La cause a été renvoyée pour jugement à l'audience du 13 Février 2025
Greffier : Lors des débats ,Fannie SALIGOT,Greffier et lors du délibéré Emilie CHARTON, Greffière
Date de l'ordonnance de clôture : 24 Juin 2024
JUGEMENT
Contradictoire, prononcé publiquement, par mise à disposition au greffe par Cécile VISBECQ Juge aux Affaires Familiales, la minute étant signée par Mme Cécile VISBECQ, Juge et Madame Emilie CHARTON, Greffière;
EXPOSÉ DU LITIGE
Monsieur [D] [H] et Madame [U] [B] se sont mariés le [Date mariage 2] 1997 devant l'officier d'état civil de la commune de [Localité 13] (93), sans contrat de mariage préalable.
De cette union sont issus deux enfants désormais majeurs : - [F] [H], née le [Date naissance 1] 1996 à [Localité 13] (93), - [O] [H], né le [Date naissance 7] 1998 à [Localité 13] (93), dont la filiation est établie à l'égard des deux parents.

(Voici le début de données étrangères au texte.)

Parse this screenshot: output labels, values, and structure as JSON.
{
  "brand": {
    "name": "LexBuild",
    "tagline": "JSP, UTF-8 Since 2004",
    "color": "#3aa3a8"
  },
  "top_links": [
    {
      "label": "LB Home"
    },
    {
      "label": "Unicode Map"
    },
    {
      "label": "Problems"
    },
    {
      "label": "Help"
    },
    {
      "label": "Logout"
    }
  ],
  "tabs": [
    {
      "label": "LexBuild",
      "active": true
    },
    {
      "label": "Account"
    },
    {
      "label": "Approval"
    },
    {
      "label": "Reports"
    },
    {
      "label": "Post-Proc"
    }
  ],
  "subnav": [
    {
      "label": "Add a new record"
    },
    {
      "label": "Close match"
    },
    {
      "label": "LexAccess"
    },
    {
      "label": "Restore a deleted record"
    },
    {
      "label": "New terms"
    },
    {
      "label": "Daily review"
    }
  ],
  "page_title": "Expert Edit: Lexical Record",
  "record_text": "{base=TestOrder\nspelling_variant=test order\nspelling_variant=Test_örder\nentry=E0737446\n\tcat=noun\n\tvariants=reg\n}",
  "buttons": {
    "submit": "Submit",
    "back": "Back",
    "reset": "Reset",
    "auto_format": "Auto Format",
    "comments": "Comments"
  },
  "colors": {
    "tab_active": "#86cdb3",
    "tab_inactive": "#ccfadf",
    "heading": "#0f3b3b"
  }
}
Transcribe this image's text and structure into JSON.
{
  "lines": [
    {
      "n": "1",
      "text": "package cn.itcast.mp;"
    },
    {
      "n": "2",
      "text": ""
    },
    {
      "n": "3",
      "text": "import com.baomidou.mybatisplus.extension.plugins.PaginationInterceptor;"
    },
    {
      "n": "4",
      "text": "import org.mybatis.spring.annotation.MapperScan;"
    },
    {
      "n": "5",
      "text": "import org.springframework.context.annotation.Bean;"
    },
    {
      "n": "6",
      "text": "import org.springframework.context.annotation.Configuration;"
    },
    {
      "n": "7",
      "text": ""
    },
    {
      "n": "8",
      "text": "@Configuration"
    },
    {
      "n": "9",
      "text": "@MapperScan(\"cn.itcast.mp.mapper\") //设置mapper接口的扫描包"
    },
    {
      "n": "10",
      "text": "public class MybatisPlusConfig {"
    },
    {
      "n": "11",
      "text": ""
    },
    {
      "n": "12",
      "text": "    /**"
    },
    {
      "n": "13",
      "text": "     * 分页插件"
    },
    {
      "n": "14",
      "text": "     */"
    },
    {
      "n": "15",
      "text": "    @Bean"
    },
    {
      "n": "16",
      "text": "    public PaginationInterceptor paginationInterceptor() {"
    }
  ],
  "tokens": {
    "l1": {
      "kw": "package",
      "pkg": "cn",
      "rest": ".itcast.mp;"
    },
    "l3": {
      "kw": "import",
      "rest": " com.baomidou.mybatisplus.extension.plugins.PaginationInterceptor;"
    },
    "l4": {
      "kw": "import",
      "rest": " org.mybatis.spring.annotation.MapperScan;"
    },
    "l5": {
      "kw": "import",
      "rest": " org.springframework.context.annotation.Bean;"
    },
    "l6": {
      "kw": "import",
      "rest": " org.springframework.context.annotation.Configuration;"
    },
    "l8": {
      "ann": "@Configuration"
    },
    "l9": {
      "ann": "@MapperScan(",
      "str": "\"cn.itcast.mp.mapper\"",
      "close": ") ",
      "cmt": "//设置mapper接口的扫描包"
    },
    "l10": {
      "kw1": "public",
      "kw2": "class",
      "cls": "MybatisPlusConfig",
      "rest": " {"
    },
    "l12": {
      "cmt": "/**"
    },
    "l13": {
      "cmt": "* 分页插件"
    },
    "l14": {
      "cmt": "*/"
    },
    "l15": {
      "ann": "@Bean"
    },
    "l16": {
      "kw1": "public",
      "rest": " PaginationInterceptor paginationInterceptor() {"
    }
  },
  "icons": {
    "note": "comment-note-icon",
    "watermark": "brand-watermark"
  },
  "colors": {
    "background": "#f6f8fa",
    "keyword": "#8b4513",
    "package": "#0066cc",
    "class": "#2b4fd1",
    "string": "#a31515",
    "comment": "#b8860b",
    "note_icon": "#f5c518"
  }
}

Par acte de commissaire de justice délivré le 22 décembre 2022, Monsieur [D] [H] a assigné Madame [U] [B] en divorce devant le juge aux affaires familiales du tribunal judiciaire de Meaux sans en indiquer le fondement.
Par ordonnance du 10 mai 2023, le juge de mise en état a constaté l’acceptation par les époux du principe de la rupture du mariage sans considération des faits à l’origine de celle-ci et, statuant sur les mesures provisoires, a : - rappelé qu'à défaut de précision contraire, les mesures provisoires prendront effet à compter du prononcé de l'ordonnance, - constaté que les époux résident séparément, - débouté les époux de leurs demandes d'attribution de la jouissance du domicile conjugal à titre onéreux ou gratuit, - constaté l'accord des époux pour que l'épouse conserve la jouissance du domicile conjugal appartenant la SCI dont ils sont associés, - dit que Monsieur [D] [H] prendra en charge la totalité du remboursement des échéances du crédit immobilier et de la taxe foncière relatifs au domicile conjugal, au besoin sous forme de loyers réglés à la SCI propriétaire, sans préjudice des comptes à effectuer dans le cadre de la liquidation du régime matrimonial, - ordonné à chacun des époux la remise des vêtements, effets, linge et objets personnels, - fixé la pension alimentaire mensuelle que Monsieur [D] [H] devra verser à Madame [U] [B] au titre du devoir de secours à la somme mensuelle de 2000 euros, - condamné Monsieur [D] [H] à régler à Madame [U] [B] la somme de 8000 euros à titre de provision à valoir sur la liquidation.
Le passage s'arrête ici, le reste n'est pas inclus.